Le président de la Fédération nationale des chasseurs (FNC) salue, dans une lettre ouverte aux chasseurs publiée à six jours des élections européennes, “l’implication personnelle” d’Emmanuel Macron et sa “vigilance à respecter ses engagements électoraux” concernant notamment la réforme de la chasse.

Chasse

“…J’ai particulièrement apprécié l’implication personnelle du président de la République Emmanuel Macron et sa vigilance de tous les instants depuis mai 2017, pour respecter ses engagements électoraux et faciliter une réforme qui concerne aussi l’Etat, dans sa stratégie autour de la biodiversité ordinaire et de la police rurale”, écrit Willy Schraen dans ce message diffusé sur sa page Facebook.

Je tiens à saluer le pragmatisme et l’efficacité des ministres Sébastien Lecornu et Emmanuelle Wargon qui ont parfaitement piloté les négociations durant de longs mois avec les responsables cynégétiques”, ajoute-t-il, saluant également l’engagement “déterminant des députés et des sénateurs de toutes les sensibilités politiques”.

Parmi les satisfecit du président de la FNC figure entre autres le permis national à 200 euros, contre 400 euros actuellement, “dans le cadre d’une réforme globale de la chasse française qui concerne aussi la police rurale, la biodiversité et la gestion des dégâts agricoles”.

Son plaidoyer en faveur d’un retour des chasses présidentielles – supprimées et remplacées par des “battues de régulation” sous la présidence de Nicolas Sarkozy – n’était pas non plus passé inaperçu, tout comme son déplacement à Chambord (Loir-et-Cher) en décembre 2017 pour un week-end privé au cours duquel il avait rencontré des membres de la FNC.

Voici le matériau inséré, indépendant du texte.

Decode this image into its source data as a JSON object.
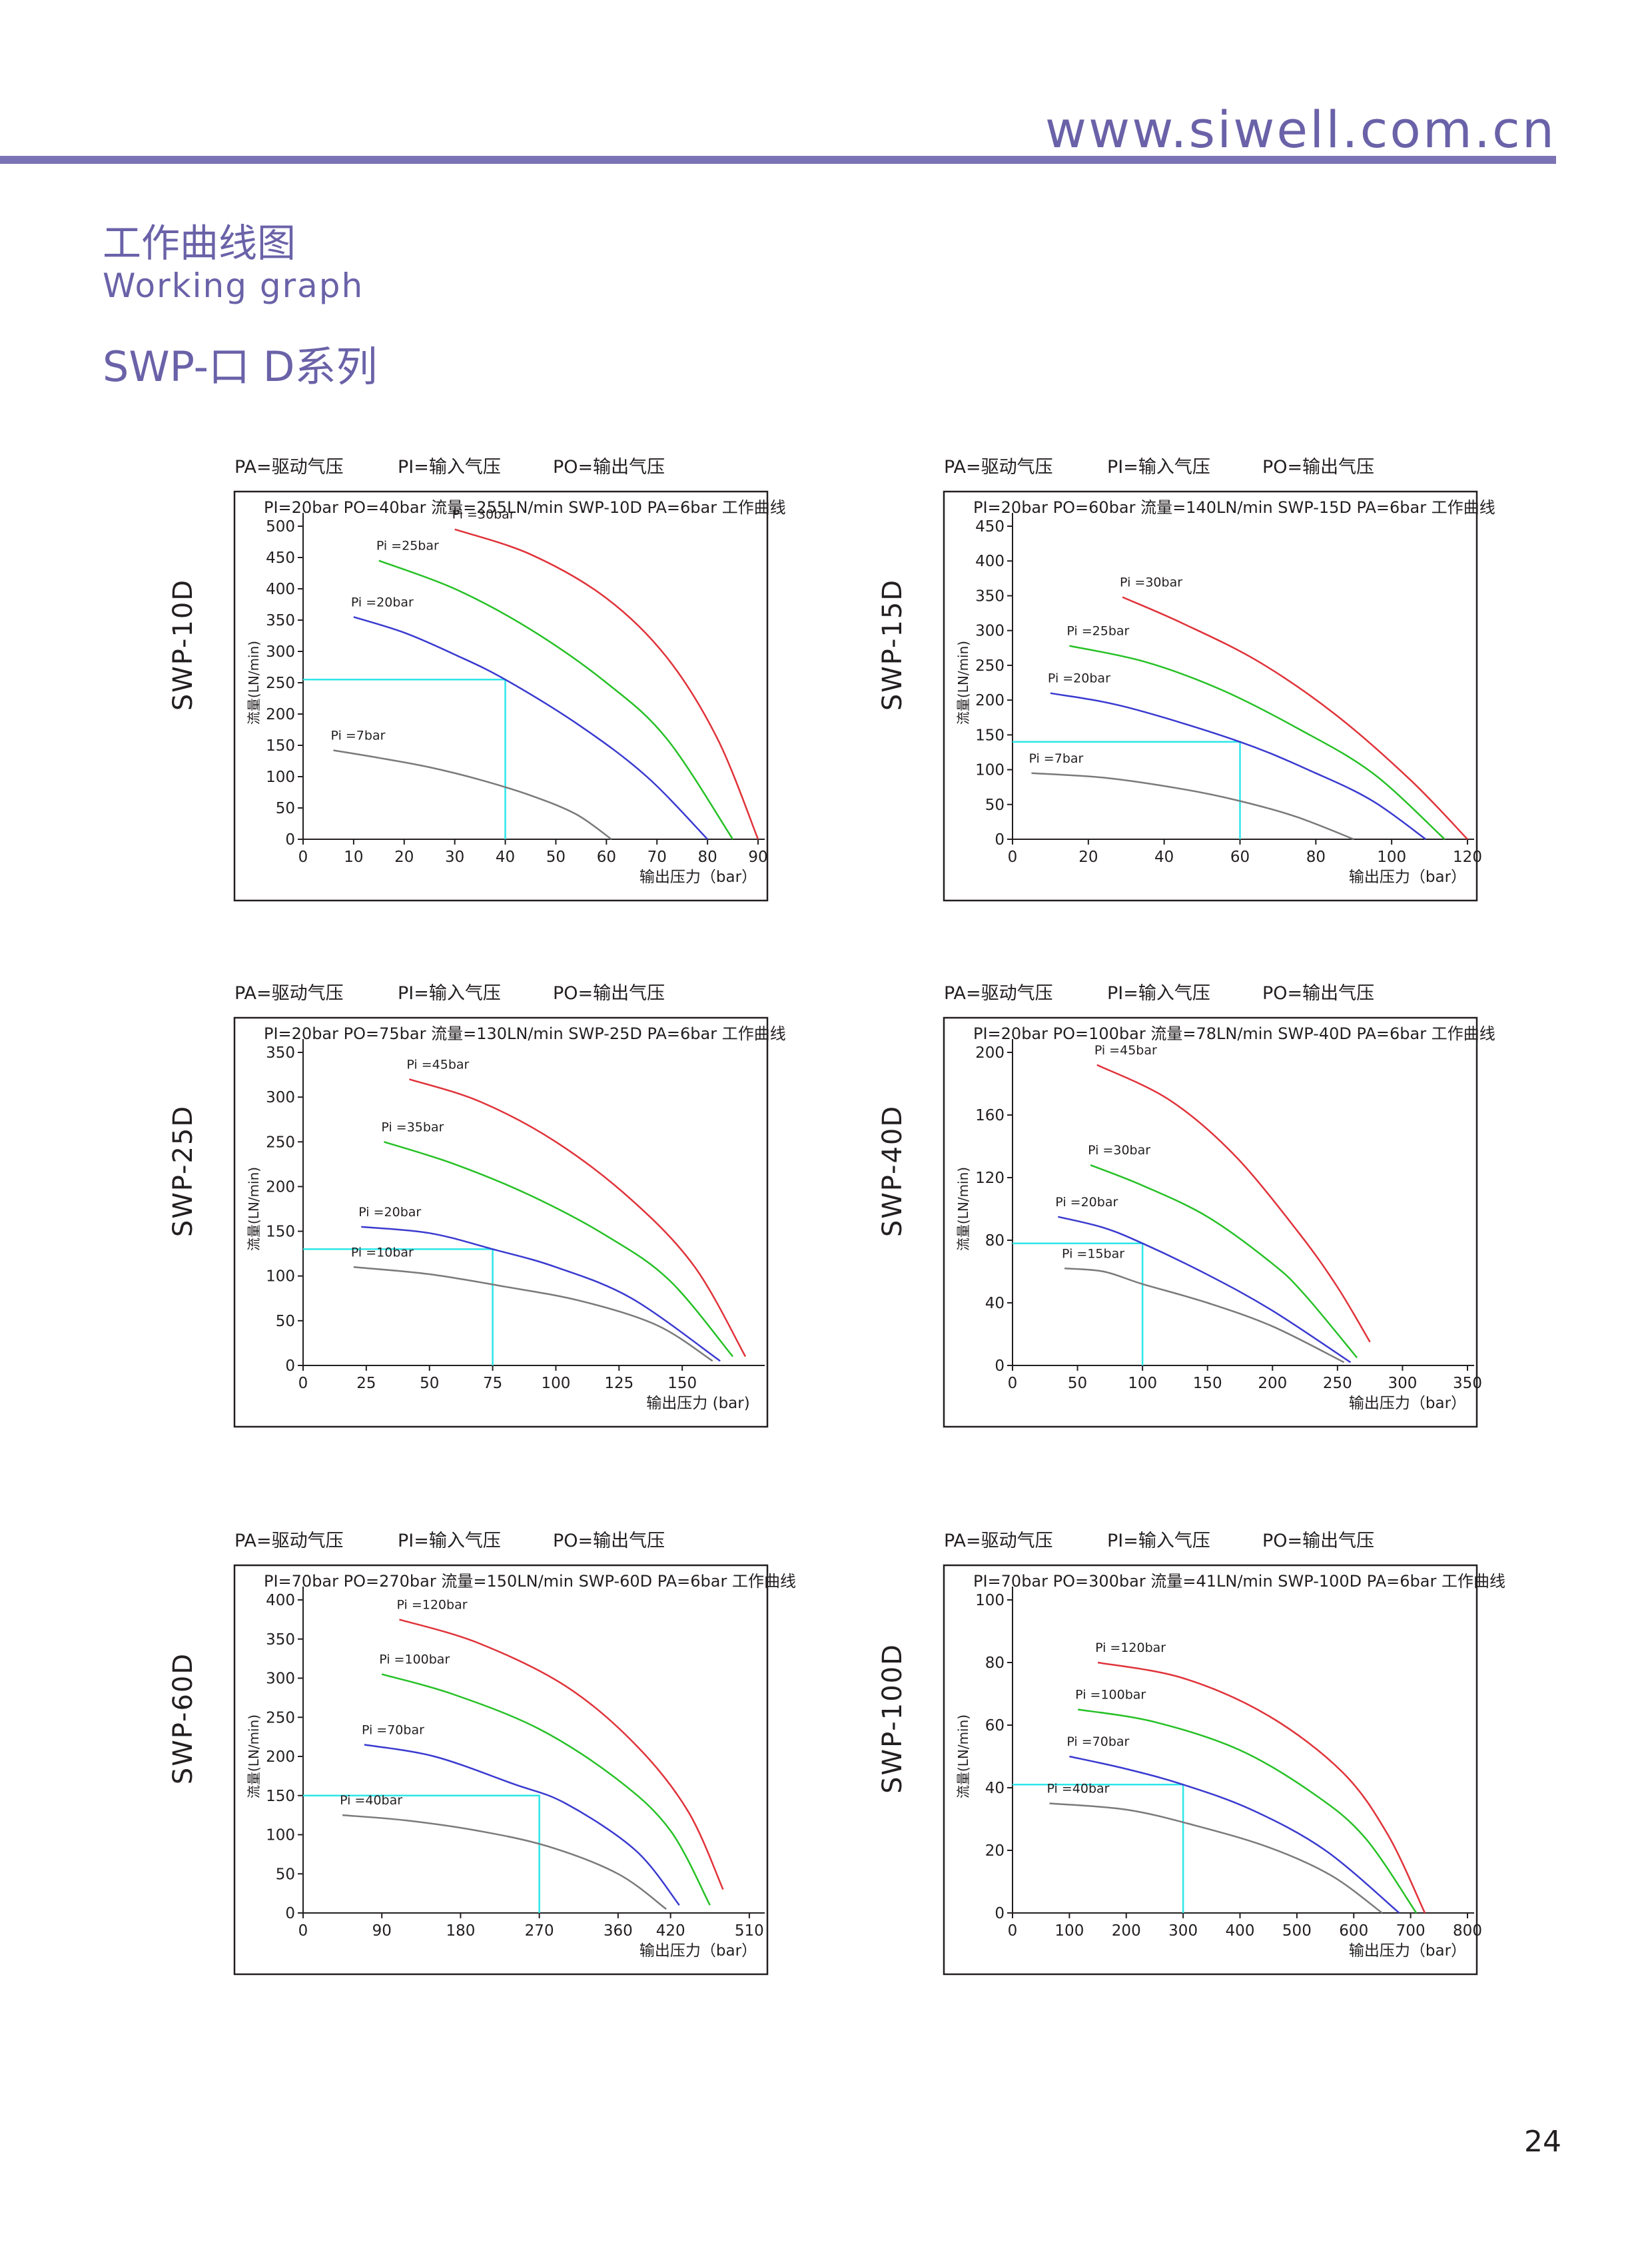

Pendant la campagne présidentielle de 2017, Emmanuel Macron avait créé la surprise et fait forte impression sur une partie des 1,3 million de chasseurs – un électorat traditionnellement choyé – en défendant toutes les chasses traditionnelles au nom de la protection du patrimoine français.

Gilets jaunes célèbrent six mois

Le mouvement des Gilets jaunes, qui a célébré dans le calme six mois de mobilisation émaillés de violences, a atteint son étiage après avoir obtenu des mesures pour un montant d’environ 15 milliards d’euros, dont cinq de baisse d’impôts.

Le ministère de l’Intérieur a compté 15.500 participants dans toute la France, dont 1.600 à Paris, la plus faible mobilisation depuis six mois. Le précédent plus bas avait été atteint samedi dernier, avec 18.600 personnes.

Pour le chef de l’Etat, le mouvement doit maintenant cesser.

Je crois que pour celles et ceux qui continuent aujourd’hui à faire cela, il n’y a plus de débouché politique. Nous avons fait notre part du travail”, a-t-il déclaré en marge d’un déplacement à Biarritz.